La configuration technologique mondiale évolue vers une « polarisation en blocs ».

L'adhésion de l'Inde à la Silicon Peace est un symbole dans la déconstruction de la mondialisation. Cela signifie que les chaînes d'approvisionnement mondiales axées sur l'efficacité et les coûts cèdent la place à des chaînes d'approvisionnement alliées délimitées par la sécurité, la fiabilité et les valeurs. L'intelligence artificielle et les semi-conducteurs, en tant que piliers de l'économie du 21e siècle, verront leur configuration de chaîne d'approvisionnement influencer directement le rapport de force entre les nations pour les décennies à venir.

Cette tendance n'est pas isolée. Pendant la même période, l'Union européenne a adopté le "European Chips Act", prévoyant d'investir plus de 430 milliards d'euros pour augmenter la capacité de production locale de puces ; la Chine continentale continue d'intensifier ses investissements dans la recherche et le développement autonome dans des domaines tels que les semi-conducteurs de troisième génération et la fabrication en processus matures. Le monde est en train de former plusieurs écosystèmes technologiques parallèles et concurrents : l'un est centré sur les États-Unis et ses alliés, formant un cercle technologique démocratique ; un autre, centré sur la Chine continentale, rayonne vers l'Asie du Sud-Est, certaines parties de l'Amérique latine et de l'Afrique, constituant un cercle autonome et contrôlable ; l'Union européenne tente quant à elle de suivre une voie médiane d'autonomie stratégique.

Cette tendance à la polarisation pourrait avoir trois impacts : premièrement, le coût mondial de l'innovation technologique pourrait augmenter en raison de constructions redondantes et de la fragmentation des normes ; deuxièmement, les pays en développement pourraient être contraints de choisir leur camp, confrontés à des choix plus difficiles entre l'accès à la technologie et le développement économique ; troisièmement, le couplage entre la concurrence technologique et les frictions géopolitiques s'intensifiera, et de nouveaux domaines tels que le cyberespace et l'espace extra-atmosphérique pourraient devenir de nouveaux points de confrontation stratégique.

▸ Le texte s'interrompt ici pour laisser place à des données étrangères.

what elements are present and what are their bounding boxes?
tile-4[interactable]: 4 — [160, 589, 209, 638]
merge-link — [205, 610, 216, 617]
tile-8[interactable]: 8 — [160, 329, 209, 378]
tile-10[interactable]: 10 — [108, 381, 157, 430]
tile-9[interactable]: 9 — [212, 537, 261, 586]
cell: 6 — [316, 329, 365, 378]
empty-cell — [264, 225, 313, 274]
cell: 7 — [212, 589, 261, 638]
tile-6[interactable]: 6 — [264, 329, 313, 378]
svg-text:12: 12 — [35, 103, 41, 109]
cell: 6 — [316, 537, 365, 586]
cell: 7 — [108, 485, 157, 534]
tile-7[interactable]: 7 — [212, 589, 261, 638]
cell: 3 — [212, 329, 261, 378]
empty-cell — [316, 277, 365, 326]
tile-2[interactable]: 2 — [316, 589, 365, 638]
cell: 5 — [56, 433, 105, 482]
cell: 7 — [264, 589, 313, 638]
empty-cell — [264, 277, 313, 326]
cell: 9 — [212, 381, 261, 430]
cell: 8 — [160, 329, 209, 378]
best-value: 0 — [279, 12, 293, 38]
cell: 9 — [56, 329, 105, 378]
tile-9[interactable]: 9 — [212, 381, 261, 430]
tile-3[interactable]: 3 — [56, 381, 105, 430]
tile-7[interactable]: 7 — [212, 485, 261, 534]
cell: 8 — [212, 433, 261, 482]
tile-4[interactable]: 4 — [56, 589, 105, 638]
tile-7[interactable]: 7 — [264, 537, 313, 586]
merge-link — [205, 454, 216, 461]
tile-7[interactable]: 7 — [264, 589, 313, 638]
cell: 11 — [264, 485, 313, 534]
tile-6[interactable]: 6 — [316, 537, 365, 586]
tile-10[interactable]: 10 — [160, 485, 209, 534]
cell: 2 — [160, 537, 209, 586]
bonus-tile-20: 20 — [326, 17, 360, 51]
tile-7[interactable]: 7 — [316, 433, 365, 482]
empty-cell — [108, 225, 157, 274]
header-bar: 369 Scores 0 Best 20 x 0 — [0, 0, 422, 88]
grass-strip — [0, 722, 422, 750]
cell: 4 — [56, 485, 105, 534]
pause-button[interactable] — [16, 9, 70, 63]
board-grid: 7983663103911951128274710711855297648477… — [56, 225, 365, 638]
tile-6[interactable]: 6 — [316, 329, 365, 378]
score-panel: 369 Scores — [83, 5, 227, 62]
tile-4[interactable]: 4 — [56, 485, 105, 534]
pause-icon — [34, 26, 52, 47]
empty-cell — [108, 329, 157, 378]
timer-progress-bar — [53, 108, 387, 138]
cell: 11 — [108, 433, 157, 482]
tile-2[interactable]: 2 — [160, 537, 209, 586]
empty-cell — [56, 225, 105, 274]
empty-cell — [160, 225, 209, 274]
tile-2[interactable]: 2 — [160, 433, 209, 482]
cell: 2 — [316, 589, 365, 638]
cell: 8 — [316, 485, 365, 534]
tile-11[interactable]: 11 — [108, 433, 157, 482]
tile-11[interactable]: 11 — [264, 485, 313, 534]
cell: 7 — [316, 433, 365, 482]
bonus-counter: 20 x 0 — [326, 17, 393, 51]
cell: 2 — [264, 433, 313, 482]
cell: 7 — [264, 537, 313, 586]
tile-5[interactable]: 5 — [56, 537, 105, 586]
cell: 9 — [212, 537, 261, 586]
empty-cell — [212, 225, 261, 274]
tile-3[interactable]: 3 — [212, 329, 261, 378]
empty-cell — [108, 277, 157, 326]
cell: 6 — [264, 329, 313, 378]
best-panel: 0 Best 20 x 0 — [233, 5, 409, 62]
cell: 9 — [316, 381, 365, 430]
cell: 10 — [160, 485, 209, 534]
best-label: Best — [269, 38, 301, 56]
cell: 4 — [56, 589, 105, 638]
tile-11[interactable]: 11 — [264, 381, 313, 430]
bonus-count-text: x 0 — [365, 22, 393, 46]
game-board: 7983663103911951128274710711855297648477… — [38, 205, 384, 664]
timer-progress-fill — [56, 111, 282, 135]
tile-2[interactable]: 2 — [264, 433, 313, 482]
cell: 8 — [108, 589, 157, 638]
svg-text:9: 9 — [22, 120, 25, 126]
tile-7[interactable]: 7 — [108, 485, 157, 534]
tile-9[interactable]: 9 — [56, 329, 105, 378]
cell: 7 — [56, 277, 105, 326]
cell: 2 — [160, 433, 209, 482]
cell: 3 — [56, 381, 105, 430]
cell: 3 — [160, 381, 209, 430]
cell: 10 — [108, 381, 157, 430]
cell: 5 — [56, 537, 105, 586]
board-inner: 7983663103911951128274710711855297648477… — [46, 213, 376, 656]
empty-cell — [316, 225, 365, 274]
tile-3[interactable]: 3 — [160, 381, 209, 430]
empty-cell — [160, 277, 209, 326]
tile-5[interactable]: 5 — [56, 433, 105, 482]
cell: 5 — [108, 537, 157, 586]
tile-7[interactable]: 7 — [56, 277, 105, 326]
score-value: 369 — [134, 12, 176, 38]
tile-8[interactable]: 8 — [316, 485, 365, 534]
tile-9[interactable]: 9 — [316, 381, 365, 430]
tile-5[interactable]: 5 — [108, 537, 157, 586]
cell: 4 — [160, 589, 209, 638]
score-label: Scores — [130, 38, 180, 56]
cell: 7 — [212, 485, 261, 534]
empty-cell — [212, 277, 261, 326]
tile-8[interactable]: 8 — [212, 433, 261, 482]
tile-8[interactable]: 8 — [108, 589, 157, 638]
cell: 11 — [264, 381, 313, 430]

La cérémonie de signature à New Delhi est terminée, et l'effet domino ne fait que commencer. Le choix de l'Inde a injecté un poids géopolitique et une taille de marché dans la paix du silicium, la transformant d'une initiative conceptuelle en un réseau de chaîne d'approvisionnement juridiquement contraignant. Dans les années à venir, la capacité de cette alliance à traduire les déclarations en investissements conjoints concrets, en partage de technologies et en mécanismes de réponse aux crises sera cruciale pour évaluer le succès de la réorganisation de l'ordre technologique mondial. Pour l'Inde, le véritable défi réside dans sa capacité à profiter des avantages de ses alliances tout en préservant suffisamment de marge de manœuvre stratégique dans l'étau de la rivalité stratégique entre les États-Unis et la Chine. Ce jeu autour des tranches de silicium est désormais ouvert, et son issue définira le visage du pouvoir de la prochaine ère.